Pending Home Sales Start 2016 Slow

Pending home sales started the new year on a sour note, falling more than anticipated, the National Association of Realtors reported yesterday.

NAR said its Pending Home Sales Index, a forward-looking indicator based on contract signings, fell by 2.5 percent to 106.0 in January from an upwardly revised 108.7 in December; from a year ago, pending sales came in 1.4 percent higher (104.5). NAR said pending sales increased year over year for the 17th consecutive month, albeit at a much slower pace than in previous months.

Regionally, only the South saw an improvement, rising by 0.3 percent to 121.1 in January, but 1.3 percent lower than a year ago. In the Northeast, pending home sales declined by 3.2 percent to 94.5 in January but improved by 10.9 percent from a year ago. In the Midwest the index fell by 4.9 percent to 101.1 but improved by 1.4 percent from a year ago.
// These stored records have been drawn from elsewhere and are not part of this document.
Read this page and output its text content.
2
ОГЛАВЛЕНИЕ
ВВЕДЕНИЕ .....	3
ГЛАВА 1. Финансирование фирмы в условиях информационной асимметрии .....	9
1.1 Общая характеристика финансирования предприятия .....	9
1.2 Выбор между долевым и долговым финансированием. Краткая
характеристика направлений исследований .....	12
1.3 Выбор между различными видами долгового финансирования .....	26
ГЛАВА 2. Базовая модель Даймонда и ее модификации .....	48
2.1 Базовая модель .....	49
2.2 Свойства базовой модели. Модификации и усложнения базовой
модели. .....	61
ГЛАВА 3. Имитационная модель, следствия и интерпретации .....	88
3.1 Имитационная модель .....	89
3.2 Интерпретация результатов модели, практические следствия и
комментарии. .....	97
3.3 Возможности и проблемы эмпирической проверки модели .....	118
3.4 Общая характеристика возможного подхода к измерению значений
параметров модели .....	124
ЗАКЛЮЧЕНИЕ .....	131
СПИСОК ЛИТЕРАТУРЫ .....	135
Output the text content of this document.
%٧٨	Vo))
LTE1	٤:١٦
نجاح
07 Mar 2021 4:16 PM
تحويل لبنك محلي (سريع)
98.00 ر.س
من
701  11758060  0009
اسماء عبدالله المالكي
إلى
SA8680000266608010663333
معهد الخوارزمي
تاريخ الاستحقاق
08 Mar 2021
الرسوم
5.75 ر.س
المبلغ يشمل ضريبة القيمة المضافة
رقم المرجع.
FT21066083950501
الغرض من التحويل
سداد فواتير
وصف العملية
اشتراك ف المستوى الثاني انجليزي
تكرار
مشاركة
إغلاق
In the West, pending home sales declined by 4.5 percent but were 0.4 percent higher than a year ago.

Mark Vitner, senior economist with Wells Fargo Securities, Charlotte, N.C., said the index is now below its six-month average of 107.7. “On a three-month moving average basis, year-over-year gains in existing home sales are now outpacing pending home sales, which suggests that existing home sales may slow in coming months,” he said. “The recent trend is discouraging given the mild winter weather experienced across much of the country.”

NAR Chief Economist Lawrence Yun, NAR chief economist said a “myriad of reasons” likely contributed to the faltering numbers. “While January’s blizzard possibly caused some of the pullback in the Northeast, the recent acceleration in home prices and minimal inventory throughout the country appears to be the primary obstacle holding back would-be buyers,” he said. “Additionally, some buyers could be waiting for a hike in listings come springtime.”

Yun said while the hope is that appreciating home values will start to entice more homeowners to sell, supply and affordability conditions won’t meaningfully improve until homebuilders start ramping up production, particularly for homes at lower price points.

“First-time buyers in high demand areas continue to encounter instances where their offer is trumped by cash buyers and investors,” Yun said. “Without a much-needed boost in new and existing homes for sale in their price range, their path to homeownership will remain an uphill climb.”